While Canada has concluded that joining WGS with four other nations — Denmark, Luxembourg, the Netherlands and New Zealand — makes financial and operational sense, it will not proceed unless its four partners make similar commitments by signing a memorandum of understanding (MOU).
“What we have essentially decided together is to purchase a ninth WGS satellite,” Lt. Col. Abde Bellahnid, the Canadian Defence Department’s director of space requirements, said. “We have made our decision but we will know more after the 15th, when the MOU is supposed to be signed by the five governments.”
Unlike the government of Australia, which has agreed to purchase a WGS satellite on its own in return for access to the global network, Canada and the four other nations are combining their efforts to finance a WGS spacecraft. They too would then get access to the entire global constellation.
The Canadian government has agreed to spend some 477 million Canadian dollars ($462 million) on what it calls its Mercury Global military satellite telecommunications project, which for now is centered on the U.S. WGS constellation. The investment total includes the entire program costs over a decade or so, including ground terminals.

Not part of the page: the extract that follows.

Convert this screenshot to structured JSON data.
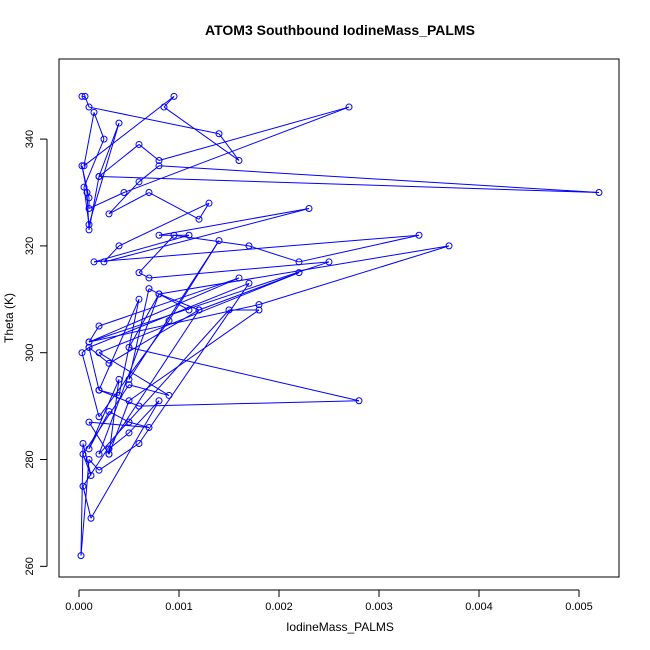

Addressing the Global Milsatcom conference organized by SMi Group here Nov. 30, Bellahnid said Canadian military planners have concluded that the difficulties they have encountered in securing commercial satellite bandwidth during emergency deployments of late will not improve. Similarly, prices are not likely to go down.
At the same time, he said, Canadian military demand for satellite bandwidth is rising, making reliance on commercial capacity increasingly untenable.
One forecast, he said, showed that Canadian forces would be spending 100 million Canadian dollars annually on satellite bandwidth as of 2022, and even this estimate may be too low given the increased use of streaming video feeds from unmanned aerial vehicles.
Hence the decision on WGS: “The status quo was not acceptable,” Bellahnid said. “It would cost too much — and the 100 million dollars a year was just for the satellite segment. Considering the size of our forces, that’s a lot. After a lengthy study, in 2011 we chose WGS based on a good business case. We have made our choice on the space segment, and we have approval to sign the MOU. But nothing is signed yet.”
Bellahnid declined to discuss details of the WGS agreement but said it would give the new partners immediate access to the WGS network. They would not have to wait until “their” WGS satellite is operational. “We get access as soon as we sign the MOU,” he said.
Bellahnid declined to speculate on whether the four other nations would commit to WGS, whose satellites are being built by Boeing Space and Intelligence Systems of El Segundo, Calif. Three WGS satellites are in orbit, three more are under construction and Boeing in September received a contract to build a seventh and develop long-lead items for an eighth.
Several government officials here said Denmark, Luxembourg and the Netherlands are under at least some pressure to scrap WGS in favor of a yet-undefined European satellite telecommunications project, starting with capacity available now onboard satellites developed for France, Britain and Italy, among others.
Canada and the Netherlands are partners, as is Britain, in the U.S. Advanced Extremely High Frequency (AEHF) military satellite telecommunications constellation, whose prime contractor is Lockheed Martin Space Systems of Sunnyvale, Calif.
Canada’s AEHF investment is estimated to total 555 million Canadian dollars through 2025, of which 204 million Canadian dollars is paying for Canada’s 5 percent share of the AEHF satellite system. “We invested $200 million to access an $11 billion U.S. space segment,” Bellahnid said.
Canadian civil and military space authorities have been debating a project called the Polar Communications and Weather (PCW) system for several years. Canada’s MDA Corp. has led studies on costs and technical design. The tentative design includes two Ka-band communications satellites in highly elliptical orbit to provide communications in the Canadian Arctic to link a region that is beyond the reach of geostationary orbiting satellites.
Bellahnid agreed the PCW decision has been delayed, but he said the project is not dead.
Similarly, he said, Canada sooner or later will need a next-generation narrowband communications system — to serve its future F-35 fighter jet fleet, if nothing else.
“This is still at a very early stage of analysis,” Bellahnid said. “We need something around 2018. Could we use a regional hosted payload, or enter a long-term commercial lease? Perhaps join an existing constellation? Options are open. But the fact is that we have fighter airplanes and we’re going to need communications.”